The study published in Genetics in Medicine last week used an innovative method to sequence the gene mutation responsible for more than three quarters of cases of an eye condition called Fuchs Endothelial Corneal Dystrophy (FECD). The mutated region has not previously been sequenced accurately.
Researchers led by Dr. Alice Davidson at UCL applied a new technique known as 'No Amp Targeted Sequencing' which enables the mutation to be accurately sequenced, for the first time in patient samples.
The sequencing technique will help the development of new treatments targeted to the mutation.

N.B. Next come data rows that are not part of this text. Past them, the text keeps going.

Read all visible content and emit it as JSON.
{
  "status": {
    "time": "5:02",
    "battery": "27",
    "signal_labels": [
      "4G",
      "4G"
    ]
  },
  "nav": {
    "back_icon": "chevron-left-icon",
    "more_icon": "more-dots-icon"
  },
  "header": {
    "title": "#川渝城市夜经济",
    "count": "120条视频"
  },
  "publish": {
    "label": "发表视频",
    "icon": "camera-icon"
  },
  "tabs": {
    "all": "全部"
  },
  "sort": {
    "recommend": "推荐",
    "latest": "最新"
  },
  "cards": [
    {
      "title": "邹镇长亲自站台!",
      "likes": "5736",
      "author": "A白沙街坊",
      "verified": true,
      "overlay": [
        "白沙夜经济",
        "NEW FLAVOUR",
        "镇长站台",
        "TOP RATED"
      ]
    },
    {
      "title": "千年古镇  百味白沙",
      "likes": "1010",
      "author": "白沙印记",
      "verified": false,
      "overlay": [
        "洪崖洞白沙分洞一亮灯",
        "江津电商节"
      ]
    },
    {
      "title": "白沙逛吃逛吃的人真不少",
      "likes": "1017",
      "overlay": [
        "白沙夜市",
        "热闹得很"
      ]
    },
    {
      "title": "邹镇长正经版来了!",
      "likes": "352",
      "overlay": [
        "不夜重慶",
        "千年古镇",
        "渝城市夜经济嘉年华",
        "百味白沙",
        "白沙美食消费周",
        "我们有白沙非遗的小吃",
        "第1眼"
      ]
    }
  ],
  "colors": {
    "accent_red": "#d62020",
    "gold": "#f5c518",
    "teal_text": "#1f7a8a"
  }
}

The technique could also detect the condition before symptoms have begun to show, which will help identify patients suitable for preventative treatments.
Results from this study could also have wider implications for more than 40 human diseases such as Huntington's disease, which are caused by a similar type of mutation.
Dr. Neil Ebenezer, Director of Research, Policy and Innovation at Fight for Sight, said: "Currently some gene sequences are very difficult to faithfully recreate so this new technique means researchers will be able to more accurately recreate gene sequences, improve diagnosis and help develop treatments.
He added "It's particularly exciting as this technique also has potential applications for more than forty other conditions."
Dr. Alice Davidson, a Fight for Sight funded researcher from UCL Institute of Ophthalmology, said: "I am enormously excited by our application of this innovative method. The technique has already improved our understanding of Fuchs endothelial corneal dystrophy biology and hopefully, in the future, will help facilitate more effective diagnosis and treatment for patients."
Fuchs Dystrophy is an inherited, sight threatening condition which is estimated to affect up to 4.5% of individuals over 50 years of age. The condition affects the cornea, causing light sensitivity, cloudy vision and the ability to see details clearly.